When Pearce ran for state representative in 1996, he was “convinced that the country was changing dramatically for the worse, and rather than just sit in Hobbs and complain, I decided that I would run for public office and try to do something about it.”
The choice was to “either be quiet or be active.”
“I realized that the real significant battles were in Washington.” So in 2000 Pearce ran for the Senate. Had he won the primary, the general election opponent would have been incumbent Sen. Jeff Bingaman. Then fate intervened. Rep Joe Skeen retired and Pearce was elected to the U.S. House. A year ago, fate came again with the retirement of Sen. Pete Domenici.
“The Senate is ultimately the spot where small states are protected. Small states and the small state ideas are protected because, in the Senate, the small states have exactly the same power as the big states. The second thing is that in the Senate, one voice can stop any piece of legislation or any policy, and it takes 60 votes to overcome that one voice. So, in the political context of policy and stopping shifts, the Senate is ultimately important.”
Pearce’s House seat was relatively safe. “The idea that we’re in a relatively safe seat had almost no bearing in the decision; what had a bearing is that I feel the country is in danger from internal slide. If I think that the Senate is the place where the real potential to stop the slide is, then I am morally obligated to run for the seat....
“One of the ways I explain it to people is that I’d like my children and grandchildren to have the same opportunities that I’ve had, and I could see those opportunities slipping away.”
2. Critical challenges and actions:
“Well, the challenges are economic… We have to understand that if we don’t work hard to hold our economy together, our standard of living will shift dramatically. The second (challenge) would be the breakdown of the American family: it gives us less cohesion as a nation, less cohesion obviously as families, but less cohesion as a nation to address, then, the significant problems that we are facing….”
Actions start with “lower taxes, cut(ting) the wasteful spending.
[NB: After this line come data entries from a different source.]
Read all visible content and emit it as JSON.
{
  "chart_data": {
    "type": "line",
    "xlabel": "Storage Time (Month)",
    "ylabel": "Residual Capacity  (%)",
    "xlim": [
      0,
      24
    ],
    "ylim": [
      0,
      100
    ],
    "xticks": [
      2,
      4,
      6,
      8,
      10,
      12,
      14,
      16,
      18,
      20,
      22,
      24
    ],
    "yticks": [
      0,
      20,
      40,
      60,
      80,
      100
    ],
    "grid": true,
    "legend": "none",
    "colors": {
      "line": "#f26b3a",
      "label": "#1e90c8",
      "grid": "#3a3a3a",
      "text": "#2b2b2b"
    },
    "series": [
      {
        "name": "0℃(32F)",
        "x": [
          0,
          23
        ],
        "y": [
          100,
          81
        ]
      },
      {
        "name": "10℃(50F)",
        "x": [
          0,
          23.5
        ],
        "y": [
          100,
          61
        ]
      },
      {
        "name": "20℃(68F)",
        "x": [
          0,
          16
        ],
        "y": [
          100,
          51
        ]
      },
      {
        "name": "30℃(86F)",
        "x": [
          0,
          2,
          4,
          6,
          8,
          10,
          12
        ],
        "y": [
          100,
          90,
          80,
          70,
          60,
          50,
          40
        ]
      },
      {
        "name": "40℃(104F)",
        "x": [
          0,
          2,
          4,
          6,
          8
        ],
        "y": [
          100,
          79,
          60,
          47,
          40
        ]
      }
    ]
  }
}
Then in the family, the thing that we’ve tried most in the House to do is bring good, strong jobs into the Second District; we’d do the same thing (statewide) in the Senate.”
Pearce remains “an entrepreneur, constantly looking for opportunities.” He cites the nuclear enrichment facility in Eunice and projects in Portales, Clovis and the Truth or Consequences area that will keep people in New Mexico, “where they grew up,” and strengthen families.
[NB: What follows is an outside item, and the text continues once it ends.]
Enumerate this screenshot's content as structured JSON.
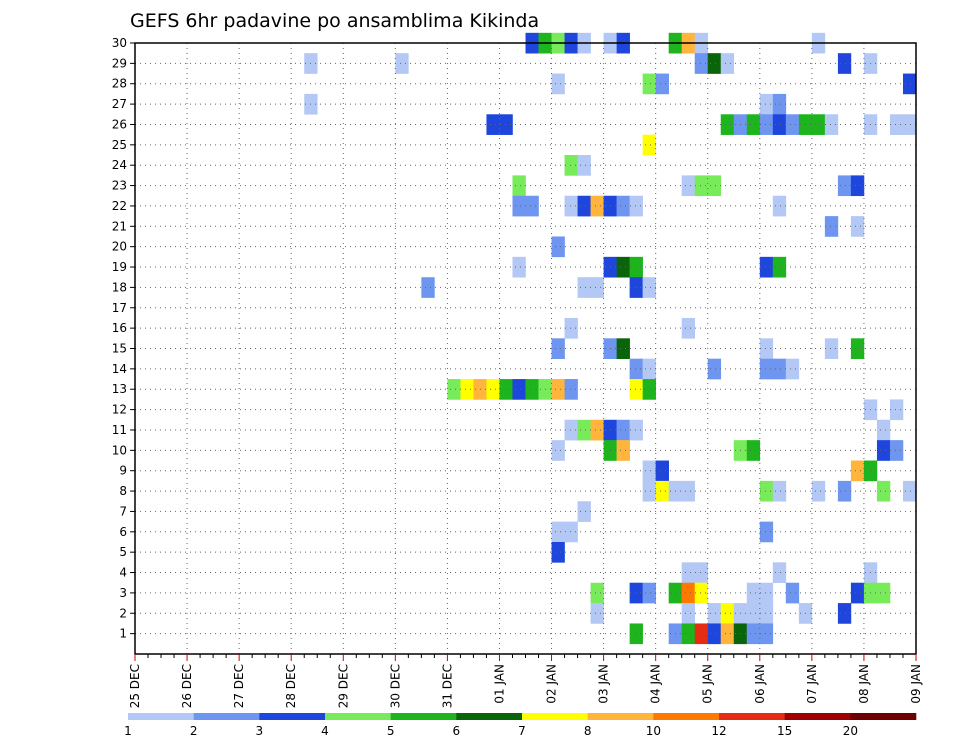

3. The public sector or the private sector to solve problems:
“I’m strongly inclined to private solutions. If we consider health care, for instance, the great debate is should the government provide healthcare…. My general point is the government can’t provide more doctors and nurses; all it can do is limit your demand… by saying that you can’t see the doctor for six months, or eight months.
“But then we need to acknowledge there are problems with the private system, and that there are a whole series of things that can be done – just on health care alone – and should be done to improve the private sector. But at no time do I believe that, even with our problems, that we’d be better with a government healthcare system.”